Sonmez Hatice Kubra, Unlu Metin
Department of Ophthalmology, Division of Oculoplastic and Lacrimal Surgery Unit, Erciyes University Medical Faculty, Kayseri, Türkiye.
Int Ophthalmol. 2024 Dec 11;45(1):7. doi: 10.1007/s10792-024-03380-7.
We evaluated the surgical outcomes and management of complications associated with the minimally invasive conjunctivodacryocystorhinostomy using the StopLoss Jones (SLJT) tube of proximal lacrimal canal obstruction.
The study retrospectively included 22 eyes of 15 patients who underwent SLJT for proximal canalicular obstruction. Age, gender, follow-up duration, etiology of canalicular obstruction, previous surgery, tube size, complications, and the need for additional surgical intervention were assessed. Standard tube placement was performed with intranasal endoscopic visualization.
The mean age (± standard deviation) of the 15 patients included in the study was 59.5 ± 8.34 years. The most common etiology was idiopathic (86.4%), and 45.5% of the 22 eyes had no prior surgery. The median follow-up duration was 12.5 months, 27% of the eyes had a follow-up duration of more than 2 years. The mean time to postoperative complication development was 4.88 ± 3.29 months. Complications were observed in 8 eyes: 4 had conjunctivalization with inferior migration, 1 had only inferior migration, 2 had conchal obstruction (one of which had a nasal mucosal plug), 1 had tube fracture, and 1 eye developed a conjunctival ulcer due to suture irritation. No extrusion was observed.

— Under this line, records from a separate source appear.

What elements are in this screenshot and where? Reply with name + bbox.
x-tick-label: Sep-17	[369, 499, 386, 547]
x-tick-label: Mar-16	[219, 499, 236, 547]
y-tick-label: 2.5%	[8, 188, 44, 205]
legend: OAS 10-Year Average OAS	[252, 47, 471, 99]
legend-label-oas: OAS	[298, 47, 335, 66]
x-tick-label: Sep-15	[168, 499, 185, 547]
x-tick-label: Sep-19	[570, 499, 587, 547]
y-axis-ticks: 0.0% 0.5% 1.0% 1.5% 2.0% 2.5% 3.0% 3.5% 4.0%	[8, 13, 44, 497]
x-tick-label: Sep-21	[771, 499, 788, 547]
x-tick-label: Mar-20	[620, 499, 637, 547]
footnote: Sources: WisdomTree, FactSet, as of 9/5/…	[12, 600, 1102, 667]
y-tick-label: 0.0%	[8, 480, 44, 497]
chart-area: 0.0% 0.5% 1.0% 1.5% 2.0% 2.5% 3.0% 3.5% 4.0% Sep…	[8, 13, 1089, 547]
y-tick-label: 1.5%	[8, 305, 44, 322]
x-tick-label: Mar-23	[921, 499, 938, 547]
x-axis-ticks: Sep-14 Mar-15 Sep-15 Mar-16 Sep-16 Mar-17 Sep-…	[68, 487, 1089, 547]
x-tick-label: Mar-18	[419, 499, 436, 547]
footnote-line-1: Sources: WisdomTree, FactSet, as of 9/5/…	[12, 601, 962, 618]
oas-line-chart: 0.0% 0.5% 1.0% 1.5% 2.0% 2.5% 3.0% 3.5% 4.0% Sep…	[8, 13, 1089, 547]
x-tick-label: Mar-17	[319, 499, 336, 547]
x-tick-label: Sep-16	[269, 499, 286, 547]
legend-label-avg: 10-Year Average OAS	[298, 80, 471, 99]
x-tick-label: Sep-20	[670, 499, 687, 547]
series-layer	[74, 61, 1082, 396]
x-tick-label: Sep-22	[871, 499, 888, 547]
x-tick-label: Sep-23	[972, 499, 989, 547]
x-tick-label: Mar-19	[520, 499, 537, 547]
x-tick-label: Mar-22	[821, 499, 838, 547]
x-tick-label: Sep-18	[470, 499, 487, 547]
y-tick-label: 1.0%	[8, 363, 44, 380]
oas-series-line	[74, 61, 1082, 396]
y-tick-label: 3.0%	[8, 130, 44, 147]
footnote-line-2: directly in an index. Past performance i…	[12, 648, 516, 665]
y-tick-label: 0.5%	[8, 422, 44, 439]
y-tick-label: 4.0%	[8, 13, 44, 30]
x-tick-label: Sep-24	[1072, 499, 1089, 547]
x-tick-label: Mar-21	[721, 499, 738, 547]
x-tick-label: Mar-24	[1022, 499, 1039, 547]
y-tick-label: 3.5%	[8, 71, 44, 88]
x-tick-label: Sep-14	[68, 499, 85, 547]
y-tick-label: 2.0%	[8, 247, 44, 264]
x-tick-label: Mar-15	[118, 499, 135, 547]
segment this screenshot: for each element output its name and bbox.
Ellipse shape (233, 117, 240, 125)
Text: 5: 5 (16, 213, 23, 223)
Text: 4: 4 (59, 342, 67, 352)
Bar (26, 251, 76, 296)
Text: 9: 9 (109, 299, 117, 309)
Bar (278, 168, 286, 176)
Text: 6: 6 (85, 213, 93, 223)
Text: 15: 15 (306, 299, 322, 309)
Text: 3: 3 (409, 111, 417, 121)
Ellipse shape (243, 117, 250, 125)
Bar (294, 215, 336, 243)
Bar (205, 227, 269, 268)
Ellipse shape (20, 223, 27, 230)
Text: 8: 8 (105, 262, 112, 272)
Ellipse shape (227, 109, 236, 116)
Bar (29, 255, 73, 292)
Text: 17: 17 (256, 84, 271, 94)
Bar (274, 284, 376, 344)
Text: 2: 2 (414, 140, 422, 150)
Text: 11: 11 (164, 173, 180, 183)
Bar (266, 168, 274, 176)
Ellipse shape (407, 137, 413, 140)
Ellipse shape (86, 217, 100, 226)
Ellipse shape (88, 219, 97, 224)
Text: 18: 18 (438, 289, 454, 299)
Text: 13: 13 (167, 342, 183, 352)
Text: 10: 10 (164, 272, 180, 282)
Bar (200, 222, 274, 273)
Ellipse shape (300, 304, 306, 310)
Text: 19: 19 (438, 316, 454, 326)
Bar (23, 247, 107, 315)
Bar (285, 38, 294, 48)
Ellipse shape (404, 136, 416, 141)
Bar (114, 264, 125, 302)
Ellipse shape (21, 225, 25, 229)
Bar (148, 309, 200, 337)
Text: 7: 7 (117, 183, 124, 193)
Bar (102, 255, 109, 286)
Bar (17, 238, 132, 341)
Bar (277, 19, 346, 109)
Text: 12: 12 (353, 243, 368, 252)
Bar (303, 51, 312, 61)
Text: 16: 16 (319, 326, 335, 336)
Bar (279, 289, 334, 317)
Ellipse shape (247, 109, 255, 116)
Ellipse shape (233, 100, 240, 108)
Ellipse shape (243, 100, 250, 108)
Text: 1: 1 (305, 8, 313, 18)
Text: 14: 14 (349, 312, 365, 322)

SLJT is an effective method for proximal obstructions due to its minimally invasive nature, low rate of tube loss, functionality, and comfort for both patients and surgeons. Although complications are more frequently observed in the early postoperative period and vary depending on the endoscopic approach, tube angle, and regional anatomy, we believe that they can be corrected with early intervention without tube extrusion.
我们评估了使用StopLoss Jones(SLJT)管治疗近端泪小管阻塞的微创结膜泪囊鼻腔吻合术的手术效果及并发症处理。
本研究回顾性纳入了15例因近端泪小管阻塞接受SLJT治疗的患者的22只眼。评估了年龄、性别、随访时间、泪小管阻塞病因、既往手术史、置管型号、并发症以及是否需要额外手术干预。通过鼻内镜直视下进行标准置管。
纳入研究的15例患者的平均年龄(±标准差)为59.5±8.34岁。最常见的病因是特发性(86.4%),22只眼中45.5%既往未行手术。中位随访时间为12.5个月,27%的患眼随访时间超过2年。术后并发症发生的平均时间为4.88±3.29个月。8只眼出现并发症:4只眼发生结膜化伴下移,1只眼仅出现下移,2只眼发生鼻甲阻塞(其中1只眼有鼻黏膜堵塞),1只眼发生置管断裂,1只眼因缝线刺激出现结膜溃疡。未观察到置管脱出。
SLJT因其微创性、低脱管率、功能性以及对患者和术者的舒适性,是治疗近端阻塞的有效方法。尽管并发症在术后早期更常见,且因内镜入路、置管角度和局部解剖结构而异,但我们认为早期干预可纠正这些并发症,且不会发生置管脱出。